PatentEdits: Framing Patent Novelty as Textual Entailment
- URL: http://arxiv.org/abs/2411.13477v1
- Date: Wed, 20 Nov 2024 17:23:40 GMT
- Title: PatentEdits: Framing Patent Novelty as Textual Entailment
- Authors: Ryan Lee, Alexander Spangher, Xuezhe Ma,
- Abstract summary: We introduce the PatentEdits dataset, which contains 105K examples of successful revisions.
We design algorithms to label edits sentence by sentence, then establish how well these edits can be predicted with large language models.

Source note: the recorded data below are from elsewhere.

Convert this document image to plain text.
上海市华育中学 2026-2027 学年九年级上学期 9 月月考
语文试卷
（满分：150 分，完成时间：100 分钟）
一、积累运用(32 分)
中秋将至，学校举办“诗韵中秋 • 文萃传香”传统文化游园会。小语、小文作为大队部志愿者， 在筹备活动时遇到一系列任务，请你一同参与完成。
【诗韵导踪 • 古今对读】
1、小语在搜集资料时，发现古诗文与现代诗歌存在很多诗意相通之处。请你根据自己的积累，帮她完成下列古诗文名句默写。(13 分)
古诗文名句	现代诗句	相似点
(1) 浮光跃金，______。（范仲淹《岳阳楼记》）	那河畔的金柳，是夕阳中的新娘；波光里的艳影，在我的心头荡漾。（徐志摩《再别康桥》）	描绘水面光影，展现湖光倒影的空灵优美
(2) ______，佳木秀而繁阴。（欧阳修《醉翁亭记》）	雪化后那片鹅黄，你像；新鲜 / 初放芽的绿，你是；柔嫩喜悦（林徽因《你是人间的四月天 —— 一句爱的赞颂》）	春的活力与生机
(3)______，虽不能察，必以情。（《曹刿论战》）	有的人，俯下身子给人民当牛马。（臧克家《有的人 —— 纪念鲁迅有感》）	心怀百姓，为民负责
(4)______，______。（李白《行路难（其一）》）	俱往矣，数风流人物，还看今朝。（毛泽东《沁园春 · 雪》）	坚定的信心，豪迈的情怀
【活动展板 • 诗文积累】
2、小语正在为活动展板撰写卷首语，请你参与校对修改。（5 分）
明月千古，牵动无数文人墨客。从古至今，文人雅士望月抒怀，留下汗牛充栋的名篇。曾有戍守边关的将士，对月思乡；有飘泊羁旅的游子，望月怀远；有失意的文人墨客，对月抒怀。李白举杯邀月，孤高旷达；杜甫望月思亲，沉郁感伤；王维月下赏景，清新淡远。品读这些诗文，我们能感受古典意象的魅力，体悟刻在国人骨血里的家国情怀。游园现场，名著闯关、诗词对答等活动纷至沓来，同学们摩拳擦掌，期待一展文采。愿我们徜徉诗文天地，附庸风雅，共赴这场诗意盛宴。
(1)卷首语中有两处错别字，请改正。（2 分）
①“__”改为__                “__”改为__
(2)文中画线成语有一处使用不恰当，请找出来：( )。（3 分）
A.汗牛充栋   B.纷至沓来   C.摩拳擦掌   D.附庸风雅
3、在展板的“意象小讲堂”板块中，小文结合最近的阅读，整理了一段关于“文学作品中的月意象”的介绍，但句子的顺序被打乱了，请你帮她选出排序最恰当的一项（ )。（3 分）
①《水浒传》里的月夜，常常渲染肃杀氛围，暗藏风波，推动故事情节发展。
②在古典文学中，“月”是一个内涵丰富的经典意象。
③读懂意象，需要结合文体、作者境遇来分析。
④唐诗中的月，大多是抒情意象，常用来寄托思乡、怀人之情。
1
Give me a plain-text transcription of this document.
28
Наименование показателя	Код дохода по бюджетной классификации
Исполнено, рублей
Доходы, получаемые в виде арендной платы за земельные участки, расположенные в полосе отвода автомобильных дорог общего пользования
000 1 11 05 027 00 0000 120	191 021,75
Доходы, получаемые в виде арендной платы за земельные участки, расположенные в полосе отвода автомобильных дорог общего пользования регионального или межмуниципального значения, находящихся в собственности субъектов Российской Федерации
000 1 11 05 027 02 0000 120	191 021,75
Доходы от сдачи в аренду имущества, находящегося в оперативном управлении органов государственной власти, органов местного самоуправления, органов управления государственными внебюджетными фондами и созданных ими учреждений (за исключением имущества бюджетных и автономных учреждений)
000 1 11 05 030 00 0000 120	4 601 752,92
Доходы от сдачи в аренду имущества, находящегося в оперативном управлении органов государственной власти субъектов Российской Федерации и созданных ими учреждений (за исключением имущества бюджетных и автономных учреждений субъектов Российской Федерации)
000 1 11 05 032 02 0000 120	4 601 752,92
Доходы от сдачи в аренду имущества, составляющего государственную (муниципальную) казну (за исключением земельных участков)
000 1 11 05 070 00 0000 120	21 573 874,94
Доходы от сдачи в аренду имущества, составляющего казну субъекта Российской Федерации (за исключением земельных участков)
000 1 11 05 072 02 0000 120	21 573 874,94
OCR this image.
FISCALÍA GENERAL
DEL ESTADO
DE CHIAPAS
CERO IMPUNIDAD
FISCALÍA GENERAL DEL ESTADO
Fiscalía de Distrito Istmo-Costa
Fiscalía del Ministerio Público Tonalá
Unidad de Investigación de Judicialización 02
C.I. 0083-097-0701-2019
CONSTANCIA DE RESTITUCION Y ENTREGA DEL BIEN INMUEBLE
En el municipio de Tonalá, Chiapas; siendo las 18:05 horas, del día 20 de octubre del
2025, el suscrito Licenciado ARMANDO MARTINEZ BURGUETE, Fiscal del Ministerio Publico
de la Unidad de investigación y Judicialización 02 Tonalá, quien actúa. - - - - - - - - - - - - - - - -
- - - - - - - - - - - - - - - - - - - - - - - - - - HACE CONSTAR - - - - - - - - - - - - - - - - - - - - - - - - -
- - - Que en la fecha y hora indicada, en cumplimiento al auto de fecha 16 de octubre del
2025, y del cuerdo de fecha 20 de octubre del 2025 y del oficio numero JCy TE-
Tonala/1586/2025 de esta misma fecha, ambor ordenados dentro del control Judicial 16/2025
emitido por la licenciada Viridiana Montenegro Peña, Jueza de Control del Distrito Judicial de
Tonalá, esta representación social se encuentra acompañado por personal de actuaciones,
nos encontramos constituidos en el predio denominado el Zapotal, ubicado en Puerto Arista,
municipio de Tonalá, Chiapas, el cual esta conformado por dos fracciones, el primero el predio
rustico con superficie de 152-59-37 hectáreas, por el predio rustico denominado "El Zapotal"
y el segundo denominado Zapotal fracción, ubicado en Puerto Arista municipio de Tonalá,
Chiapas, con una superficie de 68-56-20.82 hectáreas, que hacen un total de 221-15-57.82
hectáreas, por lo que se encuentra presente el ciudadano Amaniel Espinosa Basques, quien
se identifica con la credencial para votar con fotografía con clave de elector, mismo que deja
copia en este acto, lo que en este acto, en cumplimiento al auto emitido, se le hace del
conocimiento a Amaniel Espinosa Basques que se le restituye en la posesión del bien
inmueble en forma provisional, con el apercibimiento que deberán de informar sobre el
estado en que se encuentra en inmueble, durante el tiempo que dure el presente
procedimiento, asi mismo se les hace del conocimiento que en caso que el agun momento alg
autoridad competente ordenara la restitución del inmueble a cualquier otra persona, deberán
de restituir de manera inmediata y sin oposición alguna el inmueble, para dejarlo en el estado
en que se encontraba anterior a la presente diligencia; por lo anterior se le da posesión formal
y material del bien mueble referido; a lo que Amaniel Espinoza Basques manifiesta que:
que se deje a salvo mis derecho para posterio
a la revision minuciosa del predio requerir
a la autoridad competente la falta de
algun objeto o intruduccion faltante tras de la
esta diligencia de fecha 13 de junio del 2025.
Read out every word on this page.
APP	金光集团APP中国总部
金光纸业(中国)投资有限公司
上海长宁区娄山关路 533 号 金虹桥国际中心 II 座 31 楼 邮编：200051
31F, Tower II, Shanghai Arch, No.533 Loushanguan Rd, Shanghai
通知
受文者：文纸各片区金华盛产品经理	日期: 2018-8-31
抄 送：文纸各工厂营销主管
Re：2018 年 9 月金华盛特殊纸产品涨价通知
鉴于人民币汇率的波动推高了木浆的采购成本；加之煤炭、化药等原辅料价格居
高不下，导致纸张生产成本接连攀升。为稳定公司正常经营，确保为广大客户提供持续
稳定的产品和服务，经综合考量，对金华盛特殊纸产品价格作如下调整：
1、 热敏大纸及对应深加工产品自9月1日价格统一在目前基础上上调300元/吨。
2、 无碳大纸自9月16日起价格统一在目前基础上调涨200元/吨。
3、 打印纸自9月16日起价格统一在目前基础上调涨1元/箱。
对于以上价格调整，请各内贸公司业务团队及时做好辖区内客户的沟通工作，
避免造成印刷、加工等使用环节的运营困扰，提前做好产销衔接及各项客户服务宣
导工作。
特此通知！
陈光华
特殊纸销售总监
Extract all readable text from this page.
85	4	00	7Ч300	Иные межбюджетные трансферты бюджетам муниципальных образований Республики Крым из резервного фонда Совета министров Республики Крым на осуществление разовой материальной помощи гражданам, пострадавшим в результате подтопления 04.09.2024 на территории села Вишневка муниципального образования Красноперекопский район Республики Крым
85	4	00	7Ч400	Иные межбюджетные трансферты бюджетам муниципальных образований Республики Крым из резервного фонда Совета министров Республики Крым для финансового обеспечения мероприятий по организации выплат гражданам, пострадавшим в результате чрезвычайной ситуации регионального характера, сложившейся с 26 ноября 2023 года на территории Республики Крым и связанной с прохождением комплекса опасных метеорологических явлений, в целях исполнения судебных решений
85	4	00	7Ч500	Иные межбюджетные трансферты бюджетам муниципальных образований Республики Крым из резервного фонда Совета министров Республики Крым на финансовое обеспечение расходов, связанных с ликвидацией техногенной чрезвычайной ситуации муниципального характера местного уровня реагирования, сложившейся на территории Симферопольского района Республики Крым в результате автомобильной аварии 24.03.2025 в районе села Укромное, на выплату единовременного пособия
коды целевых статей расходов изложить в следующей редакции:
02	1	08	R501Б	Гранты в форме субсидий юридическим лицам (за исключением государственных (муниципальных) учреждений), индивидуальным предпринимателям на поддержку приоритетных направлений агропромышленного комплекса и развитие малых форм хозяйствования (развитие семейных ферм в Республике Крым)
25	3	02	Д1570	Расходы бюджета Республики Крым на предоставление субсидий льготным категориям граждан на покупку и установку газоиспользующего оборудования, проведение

We demonstrate that evaluating textual entailment between cited references and draft sentences is especially effective in predicting which inventive claims remained unchanged or are novel in relation to prior art.
- Score: 62.8514393375952
- License:
- Abstract: A patent must be deemed novel and non-obvious in order to be granted by the US Patent Office (USPTO). If it is not, a US patent examiner will cite the prior work, or prior art, that invalidates the novelty and issue a non-final rejection. Predicting what claims of the invention should change given the prior art is an essential and crucial step in securing invention rights, yet has not been studied before as a learnable task. In this work we introduce the PatentEdits dataset, which contains 105K examples of successful revisions that overcome objections to novelty. We design algorithms to label edits sentence by sentence, then establish how well these edits can be predicted with large language models (LLMs). We demonstrate that evaluating textual entailment between cited references and draft sentences is especially effective in predicting which inventive claims remained unchanged or are novel in relation to prior art.